Érase una vez una niña judía que se fue a por rehabilitación y ya no volvió. Emmy se instaló en lo profundo de un bosque con su guardaespaldas afroamericano 4x4, enfermo de onicofagia y rinotilexis.
La niña, desconocedora absoluta de la invención del jabón, era famosa por todo el condado por su tocado medieval de moño imposible sostenido por contrafuertes de gomina cristalizada y mortero industrial. Era allí donde guardaba las madalenas y croquetas para su abuelita (o eran magdalenas y cocretas?). Como su abuela se encontraba la tira de lejos y ya ni siquiera estaba viva, Emmy se ponía tibia con la merienda. Tenía el colesterol tan alto que le hacía sombra y nunca llegaba a broncearse. A eso que Tim Burton la llamó un par de veces para salir en una de sus películas, pero era tan incapaz de retenerse la orina en la vejiga como una frase en la cabeza. Emmy se desperdiciaba continuamente, pero no era inútil. Como oriunda del bosque encantado, la chicuela heredó el puesto de damisela cantarina. Su antecesora, la anciana Blancanieves, había muerto de estrés y envenenamiento: exhausta de fregar retretes en miniatura y besar a príncipes azules embadurnados de Titanlux. Emmy, la moños, cantaba muy bien y todos los animalillos en peligro de extinción del bosque se deleitaban con sus requiems y esa voz de contralto llena de matices. Una madrugada de rocío, Emmy, a falta de madalenas, salió a buscar champiñones para hacerse unos pancakes. Tras destrozarse los tacones de su última adquisición de Portobello, siguió descalza el curso del riachuelo. Al poco rato, un Pony se interpuso en su camino de “tralararí, tralará”. Emmy, que nunca había visto cosa semejante, confundió al Pony, rosado y siliconado, con un extravagante consolador. Cuando ya se había bajado las bragas y flexionado las rodillas para saltar sobre él, el Pony abrió la boca:
-Hola- le dijo el Pony con un perfecto acento de Manchester.

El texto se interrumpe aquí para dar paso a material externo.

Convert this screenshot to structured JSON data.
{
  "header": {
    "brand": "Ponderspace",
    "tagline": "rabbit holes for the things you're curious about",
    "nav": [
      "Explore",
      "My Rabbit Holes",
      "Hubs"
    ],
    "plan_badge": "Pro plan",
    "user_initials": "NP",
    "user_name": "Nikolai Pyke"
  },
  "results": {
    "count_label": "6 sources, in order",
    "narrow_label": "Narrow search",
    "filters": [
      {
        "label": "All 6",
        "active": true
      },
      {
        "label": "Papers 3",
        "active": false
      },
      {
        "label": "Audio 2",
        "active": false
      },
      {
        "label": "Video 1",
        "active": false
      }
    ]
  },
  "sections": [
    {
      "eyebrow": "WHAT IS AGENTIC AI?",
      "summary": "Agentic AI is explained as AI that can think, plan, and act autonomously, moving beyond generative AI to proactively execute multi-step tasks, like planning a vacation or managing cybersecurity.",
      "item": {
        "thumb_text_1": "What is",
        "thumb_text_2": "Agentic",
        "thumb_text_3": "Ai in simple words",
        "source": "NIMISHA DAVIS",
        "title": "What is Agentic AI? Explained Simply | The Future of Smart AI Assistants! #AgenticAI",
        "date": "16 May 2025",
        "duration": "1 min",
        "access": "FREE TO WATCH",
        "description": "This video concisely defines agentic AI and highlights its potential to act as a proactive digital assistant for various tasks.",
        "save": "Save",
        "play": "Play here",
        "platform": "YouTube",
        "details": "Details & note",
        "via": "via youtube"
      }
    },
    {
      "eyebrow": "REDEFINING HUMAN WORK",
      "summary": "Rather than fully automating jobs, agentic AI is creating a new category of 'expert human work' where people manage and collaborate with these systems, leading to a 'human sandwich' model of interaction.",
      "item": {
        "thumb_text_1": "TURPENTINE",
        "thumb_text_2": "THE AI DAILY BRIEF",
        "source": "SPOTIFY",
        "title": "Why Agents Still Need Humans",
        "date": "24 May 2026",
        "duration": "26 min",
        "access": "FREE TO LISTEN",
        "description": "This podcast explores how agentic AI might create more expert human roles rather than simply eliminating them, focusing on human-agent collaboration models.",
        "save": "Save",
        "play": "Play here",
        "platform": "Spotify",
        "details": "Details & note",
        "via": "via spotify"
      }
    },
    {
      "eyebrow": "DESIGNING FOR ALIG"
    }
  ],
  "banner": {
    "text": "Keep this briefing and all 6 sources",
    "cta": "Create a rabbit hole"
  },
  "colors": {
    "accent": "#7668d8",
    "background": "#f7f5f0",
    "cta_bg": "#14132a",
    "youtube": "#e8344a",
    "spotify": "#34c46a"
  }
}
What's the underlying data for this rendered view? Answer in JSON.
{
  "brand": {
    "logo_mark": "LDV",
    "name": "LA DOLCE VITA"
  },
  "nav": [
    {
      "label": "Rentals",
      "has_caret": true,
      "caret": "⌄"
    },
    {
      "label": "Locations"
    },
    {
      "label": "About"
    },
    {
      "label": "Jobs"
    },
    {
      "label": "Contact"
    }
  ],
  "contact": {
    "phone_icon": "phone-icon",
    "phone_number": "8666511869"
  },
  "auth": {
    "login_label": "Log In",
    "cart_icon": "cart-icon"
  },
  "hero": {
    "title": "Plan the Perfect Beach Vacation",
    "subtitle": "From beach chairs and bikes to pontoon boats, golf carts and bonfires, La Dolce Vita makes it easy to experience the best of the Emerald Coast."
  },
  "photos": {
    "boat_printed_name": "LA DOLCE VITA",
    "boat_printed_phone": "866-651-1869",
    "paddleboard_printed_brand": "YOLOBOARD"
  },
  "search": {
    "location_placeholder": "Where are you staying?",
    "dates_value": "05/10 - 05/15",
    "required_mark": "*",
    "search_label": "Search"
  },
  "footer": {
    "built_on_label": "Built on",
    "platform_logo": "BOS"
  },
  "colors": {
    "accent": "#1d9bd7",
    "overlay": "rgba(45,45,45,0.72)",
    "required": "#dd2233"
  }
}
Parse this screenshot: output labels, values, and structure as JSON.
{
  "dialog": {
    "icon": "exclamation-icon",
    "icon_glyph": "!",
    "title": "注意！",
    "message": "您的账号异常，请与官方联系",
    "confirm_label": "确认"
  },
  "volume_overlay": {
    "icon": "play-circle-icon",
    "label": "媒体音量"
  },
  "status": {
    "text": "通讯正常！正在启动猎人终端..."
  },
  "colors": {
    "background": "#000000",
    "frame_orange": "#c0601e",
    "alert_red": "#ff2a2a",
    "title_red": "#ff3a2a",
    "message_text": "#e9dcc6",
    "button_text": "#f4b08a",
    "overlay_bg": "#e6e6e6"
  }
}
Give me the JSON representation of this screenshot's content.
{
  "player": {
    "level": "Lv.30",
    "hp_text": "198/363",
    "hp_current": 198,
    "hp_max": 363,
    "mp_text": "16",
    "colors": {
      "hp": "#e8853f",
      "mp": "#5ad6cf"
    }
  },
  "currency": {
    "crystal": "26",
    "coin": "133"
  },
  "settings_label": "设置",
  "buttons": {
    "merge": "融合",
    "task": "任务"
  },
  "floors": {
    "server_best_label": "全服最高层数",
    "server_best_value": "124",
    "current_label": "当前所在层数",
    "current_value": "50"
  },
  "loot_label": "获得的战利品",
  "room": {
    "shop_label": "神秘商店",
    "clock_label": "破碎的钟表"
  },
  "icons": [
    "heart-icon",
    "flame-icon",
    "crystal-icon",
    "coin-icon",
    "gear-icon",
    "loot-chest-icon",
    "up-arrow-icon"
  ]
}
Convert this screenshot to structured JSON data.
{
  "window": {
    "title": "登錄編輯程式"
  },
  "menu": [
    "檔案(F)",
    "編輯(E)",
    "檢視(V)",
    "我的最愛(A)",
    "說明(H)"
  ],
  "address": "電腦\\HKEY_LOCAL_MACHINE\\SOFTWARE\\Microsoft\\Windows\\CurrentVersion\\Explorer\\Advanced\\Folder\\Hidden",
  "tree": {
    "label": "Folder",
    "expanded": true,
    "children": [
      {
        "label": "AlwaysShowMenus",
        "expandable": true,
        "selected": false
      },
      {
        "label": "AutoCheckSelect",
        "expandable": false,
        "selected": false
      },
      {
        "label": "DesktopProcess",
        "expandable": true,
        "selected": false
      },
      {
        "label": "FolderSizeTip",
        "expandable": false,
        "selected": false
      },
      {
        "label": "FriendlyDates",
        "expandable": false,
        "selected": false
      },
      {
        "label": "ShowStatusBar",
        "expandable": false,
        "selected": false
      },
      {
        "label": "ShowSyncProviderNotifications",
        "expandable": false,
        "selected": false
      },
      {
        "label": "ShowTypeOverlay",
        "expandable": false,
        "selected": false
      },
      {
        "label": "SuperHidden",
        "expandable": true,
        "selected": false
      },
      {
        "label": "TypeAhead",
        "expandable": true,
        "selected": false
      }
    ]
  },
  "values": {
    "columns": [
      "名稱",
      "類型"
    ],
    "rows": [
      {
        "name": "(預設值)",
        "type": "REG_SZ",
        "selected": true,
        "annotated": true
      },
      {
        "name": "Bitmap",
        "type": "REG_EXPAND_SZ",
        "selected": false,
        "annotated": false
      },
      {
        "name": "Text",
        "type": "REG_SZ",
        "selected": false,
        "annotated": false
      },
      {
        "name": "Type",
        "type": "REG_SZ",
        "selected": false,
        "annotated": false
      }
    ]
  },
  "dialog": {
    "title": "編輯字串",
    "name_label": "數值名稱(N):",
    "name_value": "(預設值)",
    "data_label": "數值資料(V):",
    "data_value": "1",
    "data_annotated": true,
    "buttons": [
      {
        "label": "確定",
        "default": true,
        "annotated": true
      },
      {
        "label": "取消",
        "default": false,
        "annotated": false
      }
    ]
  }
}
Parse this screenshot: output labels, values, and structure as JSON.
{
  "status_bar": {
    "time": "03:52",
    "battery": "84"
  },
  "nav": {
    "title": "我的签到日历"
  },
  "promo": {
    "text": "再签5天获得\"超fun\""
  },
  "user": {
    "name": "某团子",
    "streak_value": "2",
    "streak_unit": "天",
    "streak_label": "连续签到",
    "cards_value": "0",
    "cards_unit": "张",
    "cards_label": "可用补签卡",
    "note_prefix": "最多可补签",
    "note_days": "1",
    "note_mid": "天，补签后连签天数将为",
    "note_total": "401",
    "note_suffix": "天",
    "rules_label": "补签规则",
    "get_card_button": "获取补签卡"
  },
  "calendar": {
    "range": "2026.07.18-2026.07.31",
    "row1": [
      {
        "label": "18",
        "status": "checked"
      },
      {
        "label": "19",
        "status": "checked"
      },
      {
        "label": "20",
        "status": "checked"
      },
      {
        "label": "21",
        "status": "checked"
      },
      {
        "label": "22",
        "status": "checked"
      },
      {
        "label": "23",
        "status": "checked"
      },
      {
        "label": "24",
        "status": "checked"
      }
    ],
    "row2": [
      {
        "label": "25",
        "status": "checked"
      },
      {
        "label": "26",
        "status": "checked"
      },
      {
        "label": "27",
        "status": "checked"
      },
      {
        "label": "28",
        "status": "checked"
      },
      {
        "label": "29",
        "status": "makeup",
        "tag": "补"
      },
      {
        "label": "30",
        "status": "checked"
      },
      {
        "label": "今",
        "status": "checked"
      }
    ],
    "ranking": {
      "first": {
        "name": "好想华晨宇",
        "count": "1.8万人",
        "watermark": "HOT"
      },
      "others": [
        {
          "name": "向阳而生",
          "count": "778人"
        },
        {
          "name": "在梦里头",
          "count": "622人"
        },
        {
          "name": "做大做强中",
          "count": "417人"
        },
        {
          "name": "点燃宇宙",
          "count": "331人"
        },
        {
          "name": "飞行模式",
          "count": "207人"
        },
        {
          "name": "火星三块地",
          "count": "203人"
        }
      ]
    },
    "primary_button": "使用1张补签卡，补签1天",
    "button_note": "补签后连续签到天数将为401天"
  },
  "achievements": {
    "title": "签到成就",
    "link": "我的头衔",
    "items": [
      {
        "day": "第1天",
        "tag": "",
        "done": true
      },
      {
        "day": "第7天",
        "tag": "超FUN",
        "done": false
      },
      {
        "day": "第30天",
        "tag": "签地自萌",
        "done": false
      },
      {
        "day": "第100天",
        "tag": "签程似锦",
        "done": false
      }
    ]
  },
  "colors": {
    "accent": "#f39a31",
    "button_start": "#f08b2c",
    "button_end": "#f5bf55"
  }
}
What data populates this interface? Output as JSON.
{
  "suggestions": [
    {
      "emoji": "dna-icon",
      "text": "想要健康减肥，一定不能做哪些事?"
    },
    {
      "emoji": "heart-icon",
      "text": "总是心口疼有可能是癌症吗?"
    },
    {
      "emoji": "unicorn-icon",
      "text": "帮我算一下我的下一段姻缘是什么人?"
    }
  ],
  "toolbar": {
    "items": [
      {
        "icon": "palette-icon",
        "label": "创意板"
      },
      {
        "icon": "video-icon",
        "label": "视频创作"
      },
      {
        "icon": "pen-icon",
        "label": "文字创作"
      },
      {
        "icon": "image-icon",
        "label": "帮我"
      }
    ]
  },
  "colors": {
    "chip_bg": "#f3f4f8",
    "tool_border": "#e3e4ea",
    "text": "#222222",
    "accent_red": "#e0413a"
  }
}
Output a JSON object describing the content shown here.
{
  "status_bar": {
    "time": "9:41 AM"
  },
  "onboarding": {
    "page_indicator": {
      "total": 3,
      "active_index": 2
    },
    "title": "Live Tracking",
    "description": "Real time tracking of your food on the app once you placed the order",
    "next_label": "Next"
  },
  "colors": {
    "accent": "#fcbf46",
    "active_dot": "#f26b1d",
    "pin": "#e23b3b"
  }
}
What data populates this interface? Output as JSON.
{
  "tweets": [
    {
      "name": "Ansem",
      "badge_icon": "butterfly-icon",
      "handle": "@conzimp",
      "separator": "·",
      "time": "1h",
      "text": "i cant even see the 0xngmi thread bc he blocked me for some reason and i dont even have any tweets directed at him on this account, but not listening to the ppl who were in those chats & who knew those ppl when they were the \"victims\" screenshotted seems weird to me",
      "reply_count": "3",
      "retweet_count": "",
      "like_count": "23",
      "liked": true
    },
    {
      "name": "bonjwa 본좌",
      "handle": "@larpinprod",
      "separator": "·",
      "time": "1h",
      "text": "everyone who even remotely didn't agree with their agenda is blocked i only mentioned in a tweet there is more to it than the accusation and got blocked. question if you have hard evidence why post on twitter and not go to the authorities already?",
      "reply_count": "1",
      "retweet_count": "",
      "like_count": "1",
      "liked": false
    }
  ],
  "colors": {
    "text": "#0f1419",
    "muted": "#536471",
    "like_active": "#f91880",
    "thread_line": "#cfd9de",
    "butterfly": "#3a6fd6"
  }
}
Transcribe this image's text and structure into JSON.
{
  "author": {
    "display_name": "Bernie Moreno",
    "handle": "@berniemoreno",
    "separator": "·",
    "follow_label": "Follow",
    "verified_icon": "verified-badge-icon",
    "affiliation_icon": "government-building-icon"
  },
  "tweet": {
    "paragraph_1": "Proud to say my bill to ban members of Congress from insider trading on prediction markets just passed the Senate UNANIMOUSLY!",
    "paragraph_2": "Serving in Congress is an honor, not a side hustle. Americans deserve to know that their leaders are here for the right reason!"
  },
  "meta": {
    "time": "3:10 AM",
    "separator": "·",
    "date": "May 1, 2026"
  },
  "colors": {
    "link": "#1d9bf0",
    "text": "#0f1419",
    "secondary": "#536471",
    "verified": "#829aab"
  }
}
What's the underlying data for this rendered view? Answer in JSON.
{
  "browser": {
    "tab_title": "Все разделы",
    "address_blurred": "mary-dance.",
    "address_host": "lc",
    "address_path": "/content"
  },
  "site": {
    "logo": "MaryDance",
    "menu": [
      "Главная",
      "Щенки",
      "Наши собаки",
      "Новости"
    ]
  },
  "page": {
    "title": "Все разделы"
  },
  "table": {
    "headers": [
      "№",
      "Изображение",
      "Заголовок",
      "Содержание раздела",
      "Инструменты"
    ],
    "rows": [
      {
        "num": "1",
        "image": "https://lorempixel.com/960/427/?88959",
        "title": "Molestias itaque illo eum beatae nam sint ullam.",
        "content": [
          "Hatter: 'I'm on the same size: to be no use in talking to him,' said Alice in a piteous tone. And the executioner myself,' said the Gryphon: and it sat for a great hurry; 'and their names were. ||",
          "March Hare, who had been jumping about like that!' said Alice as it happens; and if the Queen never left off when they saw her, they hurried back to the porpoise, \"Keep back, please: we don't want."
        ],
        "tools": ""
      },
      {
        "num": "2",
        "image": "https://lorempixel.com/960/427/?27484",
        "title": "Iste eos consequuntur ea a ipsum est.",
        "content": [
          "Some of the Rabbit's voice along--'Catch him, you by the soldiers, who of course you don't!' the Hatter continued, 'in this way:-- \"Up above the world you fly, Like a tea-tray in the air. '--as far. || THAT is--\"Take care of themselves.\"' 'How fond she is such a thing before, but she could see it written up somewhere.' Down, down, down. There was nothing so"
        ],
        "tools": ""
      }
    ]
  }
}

-Qué eres tu¿- preguntó Emmy ladeando la cabeza y derramando las madalenas.
- Soy un Pony- dijo el Pony.
Una zarigüeya que se hacía la muerta dos pedruscos más allá testimoniaba la escena.
- Súbete a mi lomo, te daré una vuelta- espetó seductoramente el mamífero gomoso.
- No, noooo, nooo – cantó Emmy usando la cola de la zarigüeya como micro.
El pony insistió ferozmente una y otra vez. Es lo que tienen los Ponys, que son muy obtusos. Y al final, Emmy, seducida por los destellos de esa cabellera de l’ Oreal en miniatura, acabó largándose para no volver nunca más.